Dies gilt auch für die Nanotechnologie, die insbesondere im Bereich Medizin rasante Weiterentwicklungen erfährt und so der Menschheit grossartige Dienste leisten kann – selbst bei der vollständigen Heilung von schwersten Krankheiten wie beispielsweise Krebs. Die Vision und somit noch Science Fiction: Kleinste Nanoroboter patrouillieren im Inneren unseres Körpers und kontrollieren unsere Organe. Sie schlagen dann sofort Alarm, sobald sie Abweichungen feststellen, die zu einer Erkrankung führen. Aber nicht nur das – kaum haben sie die Abweichung registriert und gemeldet, beginnen sie auch schon diese zu bekämpfen bzw. mit der «Reparatur» des Organs.

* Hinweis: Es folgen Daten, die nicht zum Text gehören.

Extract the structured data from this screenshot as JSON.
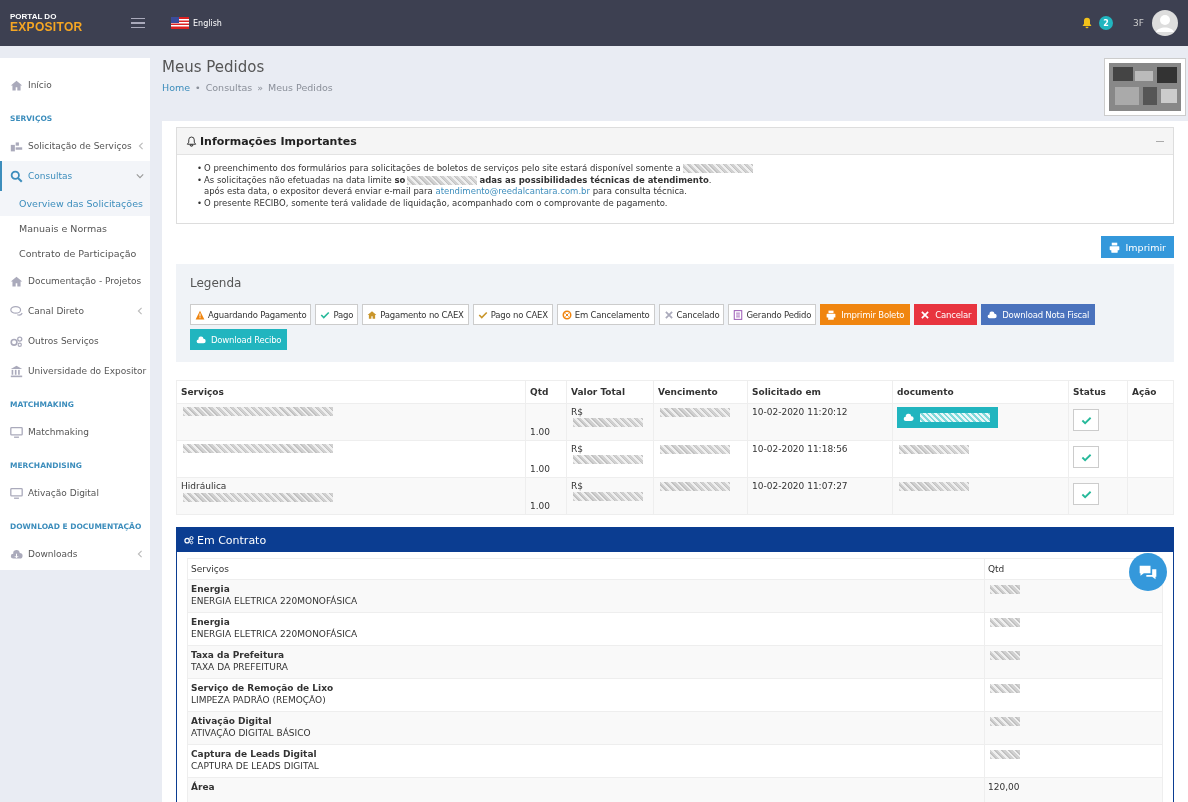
{
  "header": {
    "logo_top": "PORTAL DO",
    "logo_bottom": "EXPOSITOR",
    "language": "English",
    "notifications": "2",
    "user": "3F"
  },
  "sidebar": {
    "items": [
      {
        "kind": "link",
        "label": "Início",
        "selected": false
      },
      {
        "kind": "section",
        "label": "SERVIÇOS"
      },
      {
        "kind": "link",
        "label": "Solicitação de Serviços",
        "selected": false,
        "expanded": false
      },
      {
        "kind": "link",
        "label": "Consultas",
        "selected": true,
        "expanded": true,
        "children": [
          {
            "label": "Overview das Solicitações",
            "selected": true
          },
          {
            "label": "Manuais e Normas",
            "selected": false
          },
          {
            "label": "Contrato de Participação",
            "selected": false
          }
        ]
      },
      {
        "kind": "link",
        "label": "Documentação - Projetos",
        "selected": false
      },
      {
        "kind": "link",
        "label": "Canal Direto",
        "selected": false,
        "expanded": false
      },
      {
        "kind": "link",
        "label": "Outros Serviços",
        "selected": false
      },
      {
        "kind": "link",
        "label": "Universidade do Expositor",
        "selected": false
      },
      {
        "kind": "section",
        "label": "MATCHMAKING"
      },
      {
        "kind": "link",
        "label": "Matchmaking",
        "selected": false
      },
      {
        "kind": "section",
        "label": "MERCHANDISING"
      },
      {
        "kind": "link",
        "label": "Ativação Digital",
        "selected": false
      },
      {
        "kind": "section",
        "label": "DOWNLOAD E DOCUMENTAÇÃO"
      },
      {
        "kind": "link",
        "label": "Downloads",
        "selected": false,
        "expanded": false
      }
    ]
  },
  "page": {
    "title": "Meus Pedidos",
    "breadcrumb": [
      {
        "label": "Home"
      },
      {
        "separator": "•",
        "label": "Consultas"
      },
      {
        "separator": "»",
        "label": "Meus Pedidos"
      }
    ]
  },
  "info": {
    "title": "Informações Importantes",
    "bullets": [
      {
        "bullet": "•",
        "lines": [
          {
            "text": "O preenchimento dos formulários para solicitações de boletos de serviços pelo site estará disponível somente a",
            "redacted_after": true
          }
        ]
      },
      {
        "bullet": "•",
        "lines": [
          {
            "text": "As solicitações não efetuadas na data limite **so**",
            "redacted_after": true,
            "tail": "**adas as possibilidades técnicas de atendimento**."
          },
          {
            "text": "após esta data, o expositor deverá enviar e-mail para ",
            "link": "atendimento@reedalcantara.com.br",
            "tail": " para consulta técnica."
          }
        ]
      },
      {
        "bullet": "•",
        "lines": [
          {
            "text": "O presente RECIBO, somente terá validade de liquidação, acompanhado com o comprovante de pagamento."
          }
        ]
      }
    ]
  },
  "print_button": "Imprimir",
  "legend": {
    "title": "Legenda",
    "items": [
      {
        "kind": "outline",
        "label": "Aguardando Pagamento"
      },
      {
        "kind": "outline",
        "label": "Pago"
      },
      {
        "kind": "outline",
        "label": "Pagamento no CAEX"
      },
      {
        "kind": "outline",
        "label": "Pago no CAEX"
      },
      {
        "kind": "outline",
        "label": "Em Cancelamento"
      },
      {
        "kind": "outline",
        "label": "Cancelado"
      },
      {
        "kind": "outline",
        "label": "Gerando Pedido"
      },
      {
        "kind": "solid",
        "color": "#f0850f",
        "label": "Imprimir Boleto"
      },
      {
        "kind": "solid",
        "color": "#e8343f",
        "label": "Cancelar"
      },
      {
        "kind": "solid",
        "color": "#4a72bd",
        "label": "Download Nota Fiscal"
      },
      {
        "kind": "solid",
        "color": "#21b5bf",
        "label": "Download Recibo"
      }
    ]
  },
  "orders": {
    "columns": [
      "Serviços",
      "Qtd",
      "Valor Total",
      "Vencimento",
      "Solicitado em",
      "documento",
      "Status",
      "Ação"
    ],
    "rows": [
      {
        "service_redacted": true,
        "qtd": "1.00",
        "valor": "R$",
        "valor_redacted": true,
        "vencimento_redacted": true,
        "solicitado": "10-02-2020 11:20:12",
        "document_button": true,
        "document_redacted": true,
        "status_checked": true
      },
      {
        "service_redacted": true,
        "qtd": "1.00",
        "valor": "R$",
        "valor_redacted": true,
        "vencimento_redacted": true,
        "solicitado": "10-02-2020 11:18:56",
        "document_button": false,
        "document_redacted": true,
        "status_checked": true
      },
      {
        "service": "Hidráulica",
        "service_redacted": true,
        "qtd": "1.00",
        "valor": "R$",
        "valor_redacted": true,
        "vencimento_redacted": true,
        "solicitado": "10-02-2020 11:07:27",
        "document_button": false,
        "document_redacted": true,
        "status_checked": true
      }
    ]
  },
  "contract": {
    "title": "Em Contrato",
    "columns": [
      "Serviços",
      "Qtd"
    ],
    "rows": [
      {
        "name": "Energia",
        "desc": "ENERGIA ELETRICA 220MONOFÁSICA",
        "qtd_redacted": true
      },
      {
        "name": "Energia",
        "desc": "ENERGIA ELETRICA 220MONOFÁSICA",
        "qtd_redacted": true
      },
      {
        "name": "Taxa da Prefeitura",
        "desc": "TAXA DA PREFEITURA",
        "qtd_redacted": true
      },
      {
        "name": "Serviço de Remoção de Lixo",
        "desc": "LIMPEZA PADRÃO (REMOÇÃO)",
        "qtd_redacted": true
      },
      {
        "name": "Ativação Digital",
        "desc": "ATIVAÇÃO DIGITAL BÁSICO",
        "qtd_redacted": true
      },
      {
        "name": "Captura de Leads Digital",
        "desc": "CAPTURA DE LEADS DIGITAL",
        "qtd_redacted": true
      },
      {
        "name": "Área",
        "qtd": "120,00"
      }
    ]
  }
}
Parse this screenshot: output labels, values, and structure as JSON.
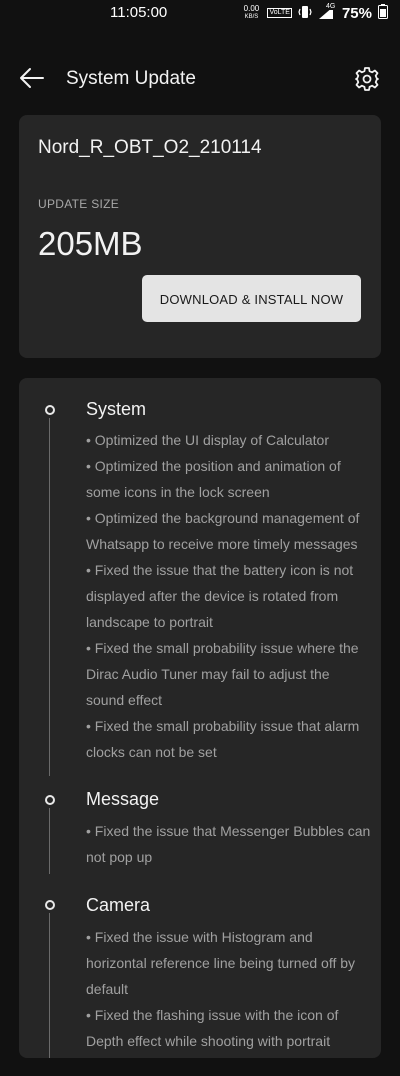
{
  "status_bar": {
    "time": "11:05:00",
    "net_speed_value": "0.00",
    "net_speed_unit": "KB/S",
    "volte": "VoLTE",
    "network": "4G",
    "battery": "75%"
  },
  "header": {
    "title": "System Update",
    "back_icon": "arrow-left-icon",
    "settings_icon": "gear-icon"
  },
  "update": {
    "version": "Nord_R_OBT_O2_210114",
    "size_label": "UPDATE SIZE",
    "size_value": "205MB",
    "button_label": "DOWNLOAD & INSTALL NOW"
  },
  "changelog": {
    "sections": [
      {
        "title": "System",
        "items": [
          "• Optimized the UI display of Calculator",
          "• Optimized the position and animation of some icons in the lock screen",
          "• Optimized the background management of Whatsapp to receive more timely messages",
          "• Fixed the issue that the battery icon is not displayed after the device is rotated from landscape to portrait",
          "• Fixed the small probability issue where the Dirac Audio Tuner may fail to adjust the sound effect",
          "• Fixed the small probability issue that alarm clocks can not be set"
        ]
      },
      {
        "title": "Message",
        "items": [
          "• Fixed the issue that Messenger Bubbles can not pop up"
        ]
      },
      {
        "title": "Camera",
        "items": [
          "• Fixed the issue with Histogram and horizontal reference line being turned off by default",
          "• Fixed the flashing issue with the icon of Depth effect while shooting with portrait"
        ]
      }
    ]
  }
}
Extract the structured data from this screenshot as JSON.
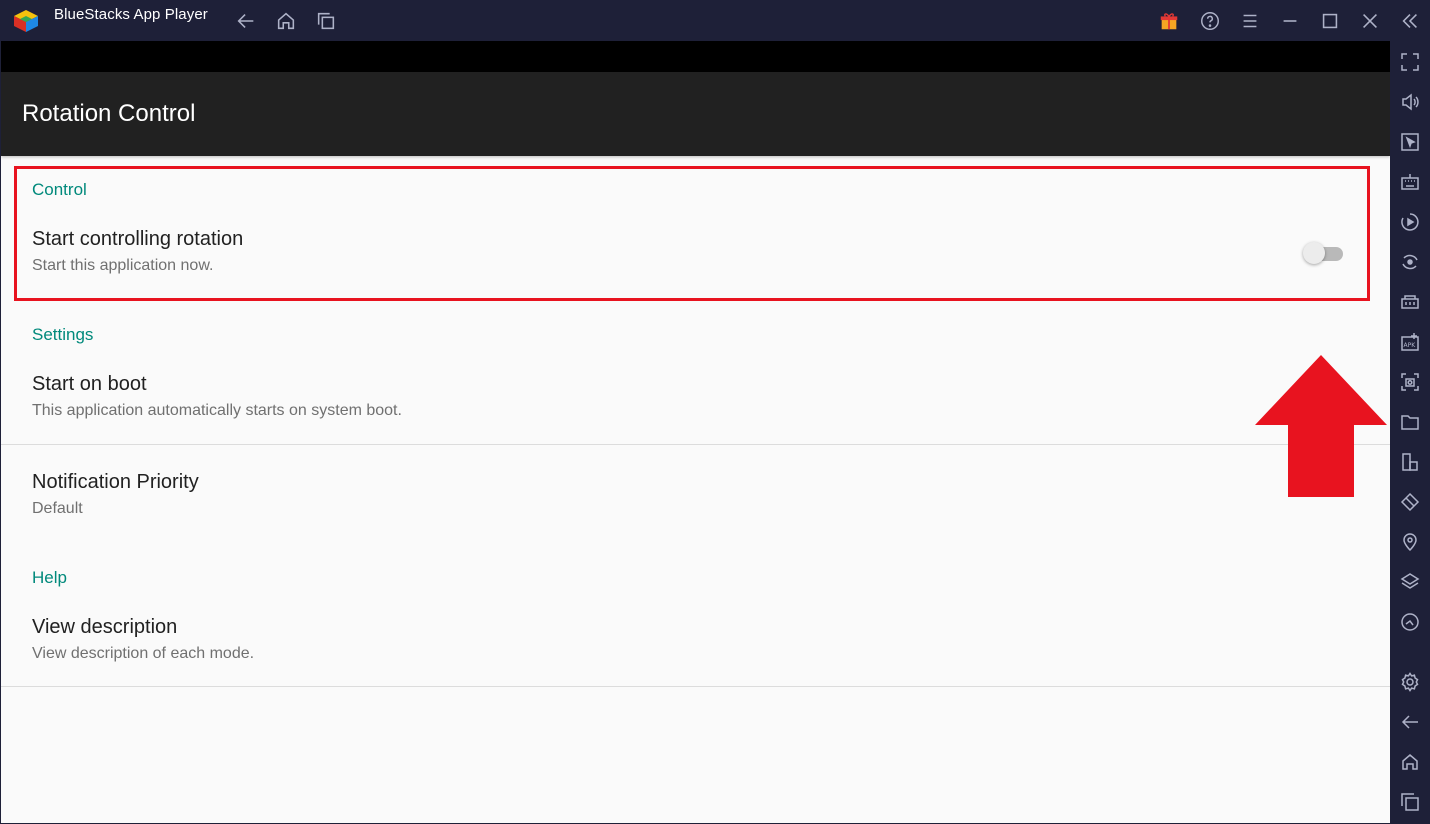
{
  "window": {
    "title": "BlueStacks App Player"
  },
  "appbar": {
    "title": "Rotation Control"
  },
  "sections": {
    "control": {
      "header": "Control",
      "start_rotation": {
        "title": "Start controlling rotation",
        "summary": "Start this application now.",
        "enabled": false
      }
    },
    "settings": {
      "header": "Settings",
      "start_on_boot": {
        "title": "Start on boot",
        "summary": "This application automatically starts on system boot."
      },
      "notification_priority": {
        "title": "Notification Priority",
        "summary": "Default"
      }
    },
    "help": {
      "header": "Help",
      "view_description": {
        "title": "View description",
        "summary": "View description of each mode."
      }
    }
  },
  "colors": {
    "accent": "#00897b",
    "highlight": "#e8131f",
    "appbar": "#212121",
    "chrome": "#1e2038"
  },
  "titlebar_icons": [
    "back-icon",
    "home-icon",
    "recent-apps-icon",
    "gift-icon",
    "help-icon",
    "menu-icon",
    "minimize-icon",
    "maximize-icon",
    "close-icon",
    "collapse-sidebar-icon"
  ],
  "sidebar_icons": [
    "fullscreen-icon",
    "volume-icon",
    "pointer-icon",
    "keyboard-icon",
    "macro-icon",
    "sync-icon",
    "performance-icon",
    "install-apk-icon",
    "screenshot-icon",
    "folder-icon",
    "multi-instance-icon",
    "rotate-icon",
    "location-icon",
    "layers-icon",
    "eco-mode-icon",
    "settings-icon",
    "back-icon",
    "home-icon",
    "recent-apps-icon"
  ]
}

Mensch und Maschine verschmelzen.

Wie schnell aus dieser Zukunftsvision Wirklichkeit wird, hängt auch davon ab, wie gross die Schritte sein werden, die Technikvisionäre wie Elon Musk machen können und werden. Denn in seiner Zukunftsvision wird die Schnittstelle zwischen Mensch und Maschine komplett niedergerissen sein und durch eine direkte Verbindung ersetzt werden. Aus diesem Grund hat Elon Musk ein Start-up mit dem Namen Neuralink gegründet, das unser Gehirn mit der digitalen Welt verschmelzen möchte. Seiner Ansicht nach sind unsere Finger einfach viel zu langsam, um auf einer virtuellen iPhone Tastatur Begriffe einzutippen.

Die Webseite «Mashable» zitiert Elon Musk in diesem Zusammenhang mit «unsere visuelle Schnittstelle liefert einen viel grösseren Datendurchsatz.». Was dies moralisch und rechtlich bedeutet, ist noch nicht vollends geklärt und wird noch etliche hitzige Debatten und Diskussionen nach sich ziehen. Und auch, was das für Auswirkungen auf unser Gehirn und unser Verhalten hat. Doch laut Elon Musk ist die Verschmelzung mit den Maschinen eine Notwendigkeit. Seiner Meinung nach könnten wir Menschen nur auf diese Weise mit künstlichen, intelligenten Systemen mithalten, ohne dass wir dabei zu deren «Haustieren» werden. Mit Tesla hat der Technikvisionär schon einmal einer ganzen Branche ordentlich Beine gemacht und einen Umdenkprozess in Gang gesetzt – auch wenn gewisse alteingesessenen Automobilhersteller im Moment noch recht langsam schalten.

Da drängt sich doch gleich eine neue Frage auf: Was wäre eigentlich, wenn wir in Zukunft mit unseren Autos verschmelzen und sie mit unseren Gedanken steuern? Elon Musk hat auf diese Frage sicher schon eine Antwort parat.